History

United States
- Name: USS Morse
- Builder: Roosevelt & Joyce
- Christened: Marion
- Completed: 1859
- Acquired: 7 November 1861
- Commissioned: 9 November 1861
- Decommissioned: 21 May 1865
- Renamed: USS Morse (1861)
- Fate: Sold, 20 July 1865

General characteristics
- Tonnage: 514
- Length: 143 ft (44 m)
- Beam: 33 ft (10 m)
- Draught: 8 ft 6 in (2.59 m)
- Propulsion: 1 × 500 hp, 38-in bore × 9 ft stroke vertical beam steam engine; side paddlewheels
- Speed: 9 to 11 knots
- Armament: two 9" guns

= USS Morse =

Gunboat of the United States Navy

USS Morse was a ferryboat acquired by the Union Navy during the American Civil War.

==Construction and design==

Morse, originally named Marion, was a sidewheel ferryboat built at New York in 1859 by Roosevelt, Joyce & Co. She was 142 ft 6 in in length, with a beam of 33 ft, draft of 8 ft 6 in and hold depth of 12 ft 4 in. Marion was powered by a 500 hp single-cylinder vertical beam steam engine with 38 in bore and 9 ft stroke, built by the Novelty Iron Works of New York.

==Service history==

Marion was purchased by the Navy on 7 November 1861, renamed Morse, and armed with two 9 in guns. She was commissioned 9 November 1861, Acting Master Peter Hays in command.

Morse arrived at Hampton Roads, Virginia, on 20 November 1861 to join the North Atlantic Blockading Squadron. She lay off Newport News, Virginia, until 29 December when she steamed across Hampton Roads in an attempt to capture the CSS Sea Bird; Morse's shelling drove the steamer to the protection of three batteries at Sewell's Point.

Heated action began for Morse in January 1862 when she joined the Roanoke Island expedition with 16 additional shallow draft gunboats. The expedition departed Hampton Roads 11 January and began bombarding the fortifications 7 February. The campaign resulted in Union capture of the island 8 February, threatening Confederate communications and opening the rear defenses to Norfolk, Virginia.

On 9 February, Morse and steamed up Croatan Sound for Elizabeth City, North Carolina, to destroy Confederate gunboats and break up canal communications. Crossing Dismal Swamp Canal, the gunboats spotted Confederate ships and shore batteries. Firing from the ships drove the southerners from their guns and scattered the Confederate vessels. The Union squadron captured or destroyed Confederate ships Sea Bird, Fanny, Ellie, Forrest, and Black Warrior, permitting capture of the town 10 February.

Morse and five additional gunboats departed Hatteras Inlet 23 February to reconnoiter Croatan Sound. Strong Confederate forces at Winton, North Carolina, opened heavy fire on , the lead ship, with artillery and musketry. The ships returned the attack, firing on the battery and landing the 9th New York Zouaves, who entered Winton, destroying military stores, tents, arms, and gear.

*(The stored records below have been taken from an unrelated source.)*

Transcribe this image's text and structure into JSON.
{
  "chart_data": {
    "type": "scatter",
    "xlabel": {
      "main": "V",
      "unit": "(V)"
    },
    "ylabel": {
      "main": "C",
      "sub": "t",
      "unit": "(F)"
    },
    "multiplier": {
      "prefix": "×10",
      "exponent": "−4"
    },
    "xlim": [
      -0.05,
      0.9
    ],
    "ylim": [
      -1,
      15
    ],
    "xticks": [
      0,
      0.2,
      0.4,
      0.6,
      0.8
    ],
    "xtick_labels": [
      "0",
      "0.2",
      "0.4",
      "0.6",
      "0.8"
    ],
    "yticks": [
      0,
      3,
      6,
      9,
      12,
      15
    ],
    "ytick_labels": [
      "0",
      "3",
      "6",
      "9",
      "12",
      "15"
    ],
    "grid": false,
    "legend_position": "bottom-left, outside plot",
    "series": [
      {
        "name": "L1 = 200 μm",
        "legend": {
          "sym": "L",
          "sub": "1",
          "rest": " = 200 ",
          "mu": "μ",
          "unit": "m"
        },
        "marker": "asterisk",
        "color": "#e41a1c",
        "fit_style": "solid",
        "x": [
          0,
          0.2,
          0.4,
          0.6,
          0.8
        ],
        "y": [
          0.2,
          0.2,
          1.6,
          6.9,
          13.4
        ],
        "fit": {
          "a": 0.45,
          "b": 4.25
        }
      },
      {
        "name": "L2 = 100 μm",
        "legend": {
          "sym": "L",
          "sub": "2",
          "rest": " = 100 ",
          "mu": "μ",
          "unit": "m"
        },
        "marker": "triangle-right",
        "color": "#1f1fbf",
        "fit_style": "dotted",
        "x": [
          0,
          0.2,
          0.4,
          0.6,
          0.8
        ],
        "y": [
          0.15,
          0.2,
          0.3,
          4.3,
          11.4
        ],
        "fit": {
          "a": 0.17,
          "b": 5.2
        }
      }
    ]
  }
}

Morse departed Hatteras Inlet with 12 other ships 12 March for Brant Island, Neuse River to cover the disembarkation of troops in the New Berne campaign. The joint Army Navy expedition captured the town 14 March and the last of the batteries the 16th.

Morse spent the remainder of the spring and summer scouting and patrolling the York River, protecting transports and aiding operations of the Army on Pamunkey River in June. Joining the James River Flotilla in July, she captured supplies on Mattapony River the following May, scouting the river to Frazier's Ferry and silencing Confederate guns above West Point, Virginia. Morse joined seven others in capturing Fort Powhatan, James River 14 July 1863.

In November, Morse joined the expedition to Mathews County, Virginia, a peninsula between Mobjack Bay and Piankatank River and a base for Confederate raiders. Information from captured guerrillas on plans to capture a schooner and to destroy the lights on Chesapeake Bay sent Morse up East River to throttle these efforts.

After searching out torpedoes (mines) on Purtan Bay in February 1864, Morse joined General Wister's campaign on the Mattapony River, attacking King and Queen Courthouse. One thousand infantry went ashore from the Union ships at Sheppard's Landing 13 March. After a feint attack on West Point, Virginia, in May, Morse evacuated troops from that point. After scouting duty throughout the spring and summer, Morse joined the Potomac Flotilla later in the winter.

Morse relieved Delaware on the Rappahannock River in March 1865, aiding the Army in its efforts to take Fort Lowry. She decommissioned and went to the Washington Navy Yard 21 May.
Morse was sold there at public auction to the East Boston Ferry Co., 20 July. Redocumented Lincoln 12 December, she continued to serve American commerce until abandoned in 1885.